Junior Liz Souter, symposium chair, said the symposium will examine conflicts that have existed for centuries between peoples of the same geographical regions. Organizers of the symposium hope the talks will cast a light on some of these disputes in a way that clarifies both their complex political issues and their themes common to human conflict.

"Our goal is to put a human face on history in the making," explained Souter. "We hope to inspire others to study our world's history as it unfolds, to bring to Hopkins speakers who have helped shape the path of human history and to offer an opportunity to view multiple perspectives of issues."

Chai Ling, student leader of the Chinese Democratic Movement, first came into the American consciousness through a videotaped interview made secretly just before the tanks rolled through Beijing's Tiananmen Square to squash the student uprising in June 1989. At the time she was commander-in-chief of the Tiananmen Square Committee while studying for a master's degree in child psychology at Beijing Normal University.

Miraculously, she and a few other leaders of the movement, who were marked for execution, were able to escape, first to Hong Kong and then to Paris.

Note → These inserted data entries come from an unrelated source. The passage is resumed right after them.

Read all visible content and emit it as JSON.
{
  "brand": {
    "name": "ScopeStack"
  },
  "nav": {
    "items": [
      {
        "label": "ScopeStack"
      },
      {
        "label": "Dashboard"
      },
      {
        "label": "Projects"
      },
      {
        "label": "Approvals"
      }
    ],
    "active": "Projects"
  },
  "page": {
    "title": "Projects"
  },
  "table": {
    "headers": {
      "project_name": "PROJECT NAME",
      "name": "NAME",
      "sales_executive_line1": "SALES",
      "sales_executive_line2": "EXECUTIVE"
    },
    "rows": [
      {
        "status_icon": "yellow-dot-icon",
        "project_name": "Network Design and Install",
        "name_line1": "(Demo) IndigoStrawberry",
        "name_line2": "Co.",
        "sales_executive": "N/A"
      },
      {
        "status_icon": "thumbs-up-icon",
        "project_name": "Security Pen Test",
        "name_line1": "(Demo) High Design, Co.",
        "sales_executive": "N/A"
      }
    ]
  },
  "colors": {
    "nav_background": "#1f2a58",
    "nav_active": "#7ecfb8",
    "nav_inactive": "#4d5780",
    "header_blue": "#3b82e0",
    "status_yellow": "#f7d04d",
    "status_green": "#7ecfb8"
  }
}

Now a graduate student in public affairs at Princeton University's Woodrow Wilson School of Public and International Affairs, Ling is an outspoken leader in China's pro-democracy movement abroad. She has twice been nominated for the Nobel Peace Prize.

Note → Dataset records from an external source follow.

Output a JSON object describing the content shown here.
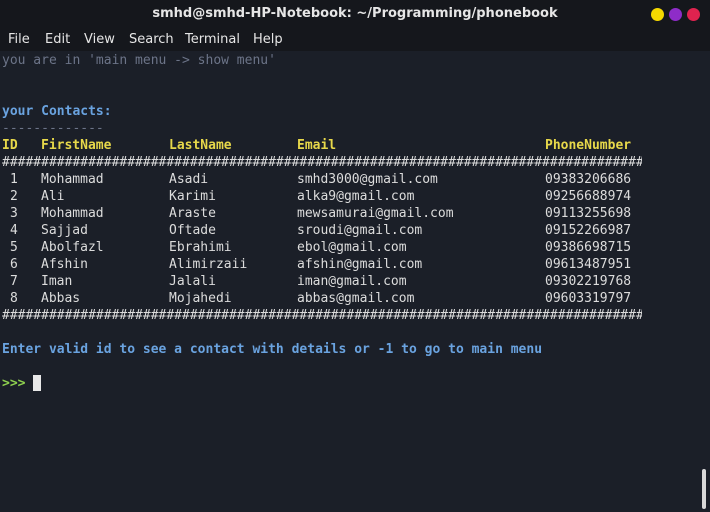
{
  "window": {
    "title": "smhd@smhd-HP-Notebook: ~/Programming/phonebook",
    "buttons": [
      {
        "name": "minimize",
        "color": "#f5d800"
      },
      {
        "name": "maximize",
        "color": "#8e2cc8"
      },
      {
        "name": "close",
        "color": "#e0234f"
      }
    ]
  },
  "menu": [
    "File",
    "Edit",
    "View",
    "Search",
    "Terminal",
    "Help"
  ],
  "terminal": {
    "status_line": "you are in 'main menu -> show menu'",
    "contacts_title": "your Contacts:",
    "underline": "-------------",
    "headers": [
      "ID",
      "FirstName",
      "LastName",
      "Email",
      "PhoneNumber"
    ],
    "separator": "################################################################################################",
    "rows": [
      [
        "1",
        "Mohammad",
        "Asadi",
        "smhd3000@gmail.com",
        "09383206686"
      ],
      [
        "2",
        "Ali",
        "Karimi",
        "alka9@gmail.com",
        "09256688974"
      ],
      [
        "3",
        "Mohammad",
        "Araste",
        "mewsamurai@gmail.com",
        "09113255698"
      ],
      [
        "4",
        "Sajjad",
        "Oftade",
        "sroudi@gmail.com",
        "09152266987"
      ],
      [
        "5",
        "Abolfazl",
        "Ebrahimi",
        "ebol@gmail.com",
        "09386698715"
      ],
      [
        "6",
        "Afshin",
        "Alimirzaii",
        "afshin@gmail.com",
        "09613487951"
      ],
      [
        "7",
        "Iman",
        "Jalali",
        "iman@gmail.com",
        "09302219768"
      ],
      [
        "8",
        "Abbas",
        "Mojahedi",
        "abbas@gmail.com",
        "09603319797"
      ]
    ],
    "instruction": "Enter valid id to see a contact with details or -1 to go to main menu",
    "prompt": ">>>"
  }
}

Winnie Mandela, the controversial former wife of Nelson Mandela, will long be remembered for her steadfast devotion to her husband during his 26-year imprisonment and to the South African anti-apartheid movement. The personal costs of her political beliefs--years of house arrest, interrogations, pre-dawn searches, bombings, banishment from Johannesburg, separation from her children--led her South African supporters to refer to her as the "mother of the nation." Elected president of the African National Committee Women's League in 1993, Mandela is now one of the most prominent members of the South African Parliament.

The symposium will also feature films. On Wednesday, April 2, at 9 p.m. in the AMR1 TV Room, there will be a screening of Sarafina, a film that tells the story of a young black teacher (Whoopie Goldberg) in South Africa who speaks out against apartheid. The film has free admission.